Relationship chord diagram study

I saw this “relationship chart” in a 10 Visualizations Every Data Scientist Should Know by Jorge Castañón and was intrigued. I’ve never found these diagrams very valuable, but I was eager to learn where they are useful. Maybe I just needed the right data. In this case, the data consists of patient attributes in a drug study.

Each node is an attribute value and each curved line between two nodes represents patients having both attributes, with line thickness corresponding to the number of such patients. The article listed three insights:

  1. All patients with high blood pressure were prescribed Drug A.
  2. All patients with low blood pressure and high cholesterol level were prescribed Drug C.
  3. None of the patients prescribed Drug X showed high blood pressure.

How does the diagram support these statements? Not very well. It turns out some of these “insights” are not even true, let alone easy to discern. Claim #1 is false because there is a line from high blood pressure to Drug Y. Claim #2 describes a three-way relationship, which is not generally represented in the chart. I downloaded the nicely-provided raw data, to find the claim was actually false. Claim #3 is true because there is no line connecting Drug X and high blood pressure.

Likely the errors were editing mistakes or draft mix-ups, but the fact that an advocate for the usefulness of the chart didn’t notice the errors suggests the charts aren’t that insightful after all.

When I pointed out the errors on Twitter, the author immediately correctly them in the article, which was great to see. Now the claims read:

  1. All patients with high blood pressure were about equally prescribed Drug A and Y.
  2. Drug C is only prescribed to low blood pressure patients.
  3. None of the patients prescribed Drug X showed high blood pressure.

(I just realized that insight #3 is redundant given insight #1.)

Even is the chart type is not that effective, it could be that all other options are worse. That is, maybe seeing relationships between eleven attributes is too much for quick graphical understanding. So let’s try some alternatives.

The most obvious alternative is a graphical adjacency matrix since the original is a node-link graph and any node-link graph can be represented as an adjacency matrix. Here each square represents the number of patients with the X and Y axis values in common.

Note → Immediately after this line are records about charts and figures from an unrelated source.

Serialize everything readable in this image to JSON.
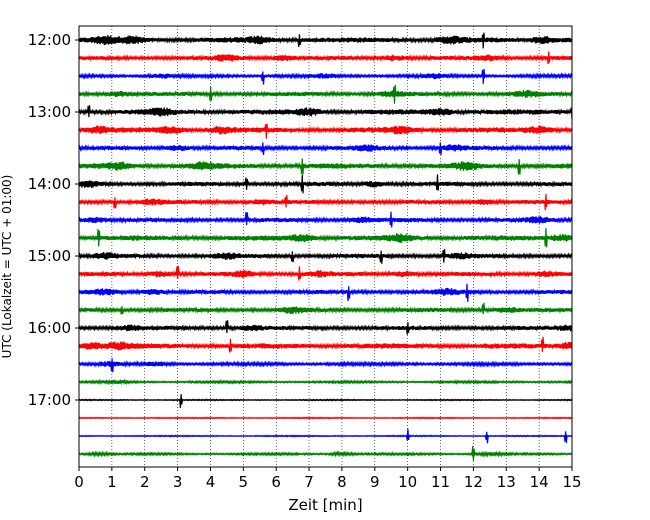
{
  "chart_data": {
    "type": "line",
    "xlabel": "Zeit  [min]",
    "ylabel": "UTC (Lokalzeit = UTC + 01:00)",
    "xlim": [
      0,
      15
    ],
    "x_ticks": [
      0,
      1,
      2,
      3,
      4,
      5,
      6,
      7,
      8,
      9,
      10,
      11,
      12,
      13,
      14,
      15
    ],
    "x_tick_labels": [
      "0",
      "1",
      "2",
      "3",
      "4",
      "5",
      "6",
      "7",
      "8",
      "9",
      "10",
      "11",
      "12",
      "13",
      "14",
      "15"
    ],
    "y_ticks": [
      {
        "label": "12:00",
        "row": 0
      },
      {
        "label": "13:00",
        "row": 4
      },
      {
        "label": "14:00",
        "row": 8
      },
      {
        "label": "15:00",
        "row": 12
      },
      {
        "label": "16:00",
        "row": 16
      },
      {
        "label": "17:00",
        "row": 20
      }
    ],
    "vertical_grid": true,
    "grid_style": "dotted",
    "trace_colors": [
      "#000000",
      "#ff0000",
      "#0000ff",
      "#008000"
    ],
    "traces": [
      {
        "start": "12:00",
        "amplitude": 5,
        "spikes": [
          6.7,
          12.3
        ],
        "bursts": [
          0.8,
          1.6,
          5.5,
          11.3,
          14.1
        ]
      },
      {
        "start": "12:15",
        "amplitude": 4,
        "spikes": [
          14.3
        ],
        "bursts": [
          4.5,
          6.2,
          9.6,
          12.4
        ]
      },
      {
        "start": "12:30",
        "amplitude": 3,
        "spikes": [
          5.6,
          12.3
        ],
        "bursts": [
          2.5,
          7.5,
          10.8
        ]
      },
      {
        "start": "12:45",
        "amplitude": 4,
        "spikes": [
          4.0,
          9.6
        ],
        "bursts": [
          1.2,
          9.5,
          13.6
        ]
      },
      {
        "start": "13:00",
        "amplitude": 5,
        "spikes": [
          0.3,
          15.0
        ],
        "bursts": [
          2.5,
          7.0,
          11.0
        ]
      },
      {
        "start": "13:15",
        "amplitude": 5,
        "spikes": [
          5.7
        ],
        "bursts": [
          0.6,
          2.8,
          4.3,
          9.8,
          14.0
        ]
      },
      {
        "start": "13:30",
        "amplitude": 4,
        "spikes": [
          5.6,
          11.0
        ],
        "bursts": [
          3.0,
          8.8,
          11.4
        ]
      },
      {
        "start": "13:45",
        "amplitude": 5,
        "spikes": [
          6.8,
          13.4
        ],
        "bursts": [
          1.2,
          3.8,
          11.8
        ]
      },
      {
        "start": "14:00",
        "amplitude": 4,
        "spikes": [
          5.1,
          6.8,
          10.9
        ],
        "bursts": [
          0.3,
          9.0
        ]
      },
      {
        "start": "14:15",
        "amplitude": 4,
        "spikes": [
          1.1,
          6.3,
          14.2
        ],
        "bursts": [
          2.2,
          5.5,
          12.3
        ]
      },
      {
        "start": "14:30",
        "amplitude": 4,
        "spikes": [
          5.1,
          9.5
        ],
        "bursts": [
          0.5,
          8.6,
          14.0
        ]
      },
      {
        "start": "14:45",
        "amplitude": 5,
        "spikes": [
          0.6,
          14.2
        ],
        "bursts": [
          6.8,
          9.8,
          14.7
        ]
      },
      {
        "start": "15:00",
        "amplitude": 4,
        "spikes": [
          6.5,
          9.2,
          11.1
        ],
        "bursts": [
          0.8,
          4.5,
          11.6
        ]
      },
      {
        "start": "15:15",
        "amplitude": 4,
        "spikes": [
          3.0,
          6.7
        ],
        "bursts": [
          2.4,
          5.0,
          7.3,
          9.9,
          14.2
        ]
      },
      {
        "start": "15:30",
        "amplitude": 4,
        "spikes": [
          8.2,
          11.8
        ],
        "bursts": [
          0.8,
          2.2,
          11.2
        ]
      },
      {
        "start": "15:45",
        "amplitude": 4,
        "spikes": [
          1.3,
          12.3
        ],
        "bursts": [
          6.5,
          13.0
        ]
      },
      {
        "start": "16:00",
        "amplitude": 4,
        "spikes": [
          4.5,
          10.0
        ],
        "bursts": [
          1.5,
          5.2,
          14.9
        ]
      },
      {
        "start": "16:15",
        "amplitude": 5,
        "spikes": [
          4.6,
          14.1
        ],
        "bursts": [
          0.4,
          1.2,
          14.9
        ]
      },
      {
        "start": "16:30",
        "amplitude": 3,
        "spikes": [
          1.0
        ],
        "bursts": [
          0.9,
          2.4
        ]
      },
      {
        "start": "16:45",
        "amplitude": 2,
        "spikes": [],
        "bursts": [
          1.2
        ]
      },
      {
        "start": "17:00",
        "amplitude": 1,
        "spikes": [
          3.1
        ],
        "bursts": []
      },
      {
        "start": "17:15",
        "amplitude": 1,
        "spikes": [],
        "bursts": []
      },
      {
        "start": "17:30",
        "amplitude": 1,
        "spikes": [
          10.0,
          12.4,
          14.8
        ],
        "bursts": []
      },
      {
        "start": "17:45",
        "amplitude": 2,
        "spikes": [
          12.0
        ],
        "bursts": [
          0.6,
          8.0,
          12.5
        ]
      }
    ]
  }
}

The missing squares certainly pop out better than the missing lines of the original for claim #3. To test claim #1, find BP/HIGH on the Y axis and scan across for the drug values. Drug A and Drug Y have about equal sized rectangles.

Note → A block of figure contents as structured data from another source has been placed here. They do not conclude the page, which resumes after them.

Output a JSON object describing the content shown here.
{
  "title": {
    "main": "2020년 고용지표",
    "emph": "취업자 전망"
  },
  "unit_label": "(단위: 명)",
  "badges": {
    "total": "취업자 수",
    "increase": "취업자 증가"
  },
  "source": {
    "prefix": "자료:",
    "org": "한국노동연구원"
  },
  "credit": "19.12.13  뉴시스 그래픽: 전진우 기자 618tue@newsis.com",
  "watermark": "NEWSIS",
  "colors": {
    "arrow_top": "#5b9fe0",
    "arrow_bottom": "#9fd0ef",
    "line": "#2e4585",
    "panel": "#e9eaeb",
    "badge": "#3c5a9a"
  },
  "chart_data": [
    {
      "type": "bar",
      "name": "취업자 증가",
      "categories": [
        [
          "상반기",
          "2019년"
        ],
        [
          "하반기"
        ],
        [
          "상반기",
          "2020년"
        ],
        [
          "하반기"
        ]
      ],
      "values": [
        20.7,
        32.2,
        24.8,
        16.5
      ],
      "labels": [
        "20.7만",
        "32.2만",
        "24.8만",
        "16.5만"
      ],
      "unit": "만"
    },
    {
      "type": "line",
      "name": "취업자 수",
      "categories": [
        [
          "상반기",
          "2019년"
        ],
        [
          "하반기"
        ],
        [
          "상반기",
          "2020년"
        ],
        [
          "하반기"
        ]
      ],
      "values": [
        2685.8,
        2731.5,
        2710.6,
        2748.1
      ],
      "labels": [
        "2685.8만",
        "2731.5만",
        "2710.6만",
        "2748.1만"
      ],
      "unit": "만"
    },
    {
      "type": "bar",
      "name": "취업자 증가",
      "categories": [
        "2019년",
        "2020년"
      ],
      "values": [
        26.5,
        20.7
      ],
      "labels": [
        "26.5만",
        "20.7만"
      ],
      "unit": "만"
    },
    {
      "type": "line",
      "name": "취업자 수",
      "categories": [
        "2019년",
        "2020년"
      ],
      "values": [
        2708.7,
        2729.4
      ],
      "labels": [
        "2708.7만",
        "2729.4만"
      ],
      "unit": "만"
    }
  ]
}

Since the data size is relatively small, we can replace the rectangles with grids containing one dot per patient.

The take-aways are generally the same but with a little extra precision since you can count dots if you like.

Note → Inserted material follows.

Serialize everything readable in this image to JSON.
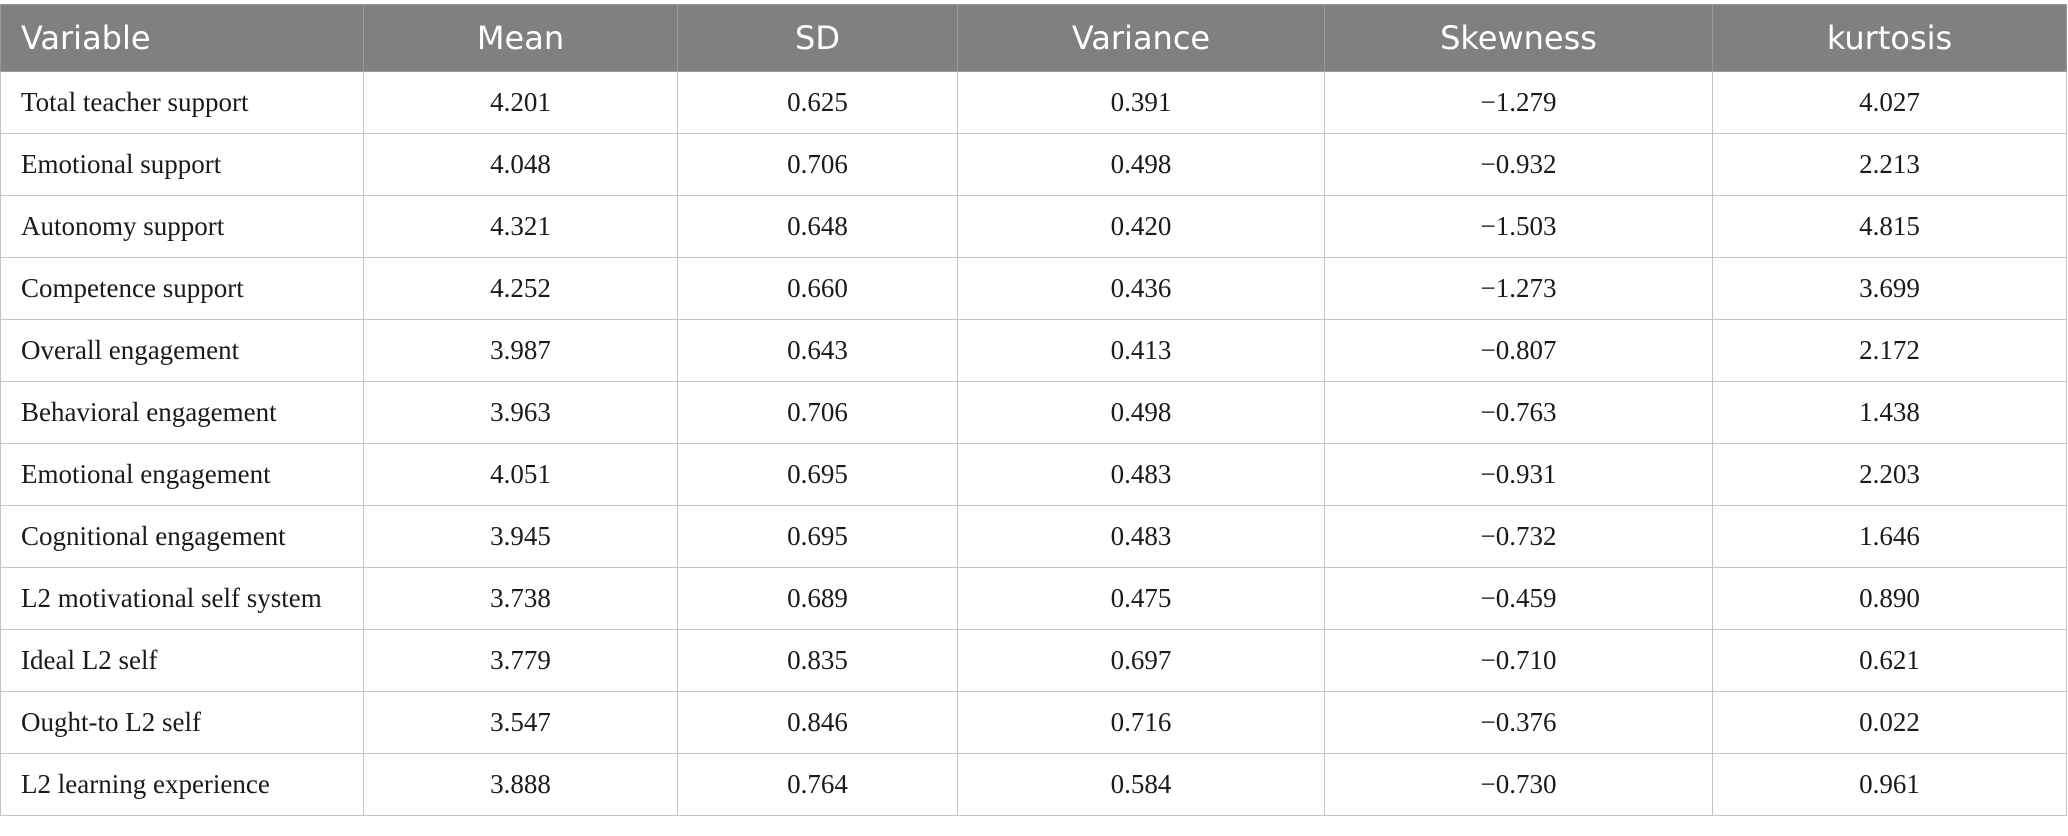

These eleven attributes are not all independent — they represent four variables with two to four values each. I’ve taken advantage of that in the axis layouts above, and can go further by using a different chart type, parallel sets, a generalization of parallel coordinates for categorical data.

Is that useful? Less so, I think. The lines do help support the connection concept, but the usefulness depends on the arrangement. Relationships between adjacent axes can be discerned but others can’t. However, it can be useful if you interact with it.

To test claim #1 we can click on the BP/HIGH value and see that those patients got both Drug A and Drug Y.

To test claim #2, select the combination of BP/LOW and Cholesterol/HIGH to see that both Drug C and Drug Y were included.

To test claim #3, select Drug X and see that none of the BP/HIGH group is highlighted.

I’m still not sold on radial relationship charts and prefer the matrix as a static view, perhaps adding marginal indications of the size of each group which would correspond to the circle sizes in the original. But the radial charts are so popular I feel like I must be missing something and will keep studying.